Ermano Olmi filme une fable alternant le réalisme (et la mise en évidence des dérives de notre société), toujours poétique et le conte fantastique, avec une émotion parfois bien douloureuse. Ce rajoute à la nostalgie, cette idée de "temps révolus", assez forte chez ce cinéaste.
Un homme bienveillant offre à un clochard la somme de 200 francs. Il devra seulement rembourser cette somme à Thérèse de Lisieux à l'église Sainte Marie des Batignolles. Ce prêt inespéré va conduire Andreas à une série de rencontres mêlant souvenirs, rêves, fantasmes et réalité dans un Paris fantasmagorique. De cette chance inespérée et quelque peu "magique", Andréas continuera à bénéficier de petits miracles, tout en étant toujours ralenti par divers événements, impromptus ou voulus, l'éloignant de ce qui pourrait lui permettre de se reprendre en main, et de changer sa vie bien misérable.
Ancien mineur de Pologne, ayant fuit son pays suite à un drame, notre fabuleux clochard, naviguera sans cesse dans le brouillard de ses vapeurs d'alcool, cherchant à s'affranchir de ses démons par quelques éclairs de lucidité.
Les cadrages, la luminosité nous transportent dans un sorte de conte merveilleux, tout en menus détails où le drame est à chaque plan. Les décors et les lieux sont emprunts de forte nostalgie et on accompagne notre héros perdu dans ces ruelles sombres et ces cafés accueillants, au charme passé. De sa rencontre avec une ancienne amie, Karoline (Sophie Segalen), le passé perdu ressurgira pour finir d'appuyer le chemin difficile d'Andréas. De sa rencontre avec Gaby (sandrine Dumas) il en ressortira irrémédiablement une perte à venir, même si notre beau clochard navigue dans l'adversité avec une certaine aisance.
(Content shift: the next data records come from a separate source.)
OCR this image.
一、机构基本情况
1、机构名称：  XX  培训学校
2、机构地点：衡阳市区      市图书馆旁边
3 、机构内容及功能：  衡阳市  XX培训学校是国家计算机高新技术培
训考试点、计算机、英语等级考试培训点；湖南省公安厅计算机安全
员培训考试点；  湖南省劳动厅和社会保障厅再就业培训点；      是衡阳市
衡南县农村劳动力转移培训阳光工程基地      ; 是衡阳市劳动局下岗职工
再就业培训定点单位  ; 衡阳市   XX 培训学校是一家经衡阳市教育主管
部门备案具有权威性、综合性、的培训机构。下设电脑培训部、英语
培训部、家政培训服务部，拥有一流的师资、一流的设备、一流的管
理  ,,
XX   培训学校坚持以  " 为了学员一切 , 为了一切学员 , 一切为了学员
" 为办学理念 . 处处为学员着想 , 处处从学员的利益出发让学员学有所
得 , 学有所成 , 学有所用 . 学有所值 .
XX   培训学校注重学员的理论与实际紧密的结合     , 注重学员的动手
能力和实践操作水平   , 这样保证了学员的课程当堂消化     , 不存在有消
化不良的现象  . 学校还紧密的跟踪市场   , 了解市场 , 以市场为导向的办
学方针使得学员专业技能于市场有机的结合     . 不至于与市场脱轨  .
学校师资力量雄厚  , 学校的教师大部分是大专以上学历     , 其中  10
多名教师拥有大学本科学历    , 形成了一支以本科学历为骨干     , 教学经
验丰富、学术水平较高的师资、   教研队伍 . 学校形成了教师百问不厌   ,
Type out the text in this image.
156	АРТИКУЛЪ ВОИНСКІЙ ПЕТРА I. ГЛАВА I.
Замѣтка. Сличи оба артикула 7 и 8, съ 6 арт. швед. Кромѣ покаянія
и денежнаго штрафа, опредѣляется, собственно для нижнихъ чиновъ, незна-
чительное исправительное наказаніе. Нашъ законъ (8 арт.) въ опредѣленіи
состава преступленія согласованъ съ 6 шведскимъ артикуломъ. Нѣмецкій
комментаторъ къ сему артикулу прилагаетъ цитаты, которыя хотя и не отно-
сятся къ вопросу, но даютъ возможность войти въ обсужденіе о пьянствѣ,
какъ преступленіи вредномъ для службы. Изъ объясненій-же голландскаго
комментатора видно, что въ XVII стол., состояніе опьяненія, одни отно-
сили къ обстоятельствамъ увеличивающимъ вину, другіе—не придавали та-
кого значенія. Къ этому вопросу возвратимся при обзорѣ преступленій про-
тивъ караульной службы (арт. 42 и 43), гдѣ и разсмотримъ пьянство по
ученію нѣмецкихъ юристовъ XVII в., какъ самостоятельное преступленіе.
Pourtant, cette quête de rédemption est pleine d'optimisme et Ermano Olmi a su trouver dans Rutger Hauer le personnage hors du temps de ce drame, qui ici a l'un des plus beaux rôles de sa carrière. Lion d'or à Venise en 1988.
Tiré du livre éponyme de J.Roth, écrit en 1939, exilé à Paris au début des années trente, et qui lui-même termina sa vie dans la misère, seul et oublié.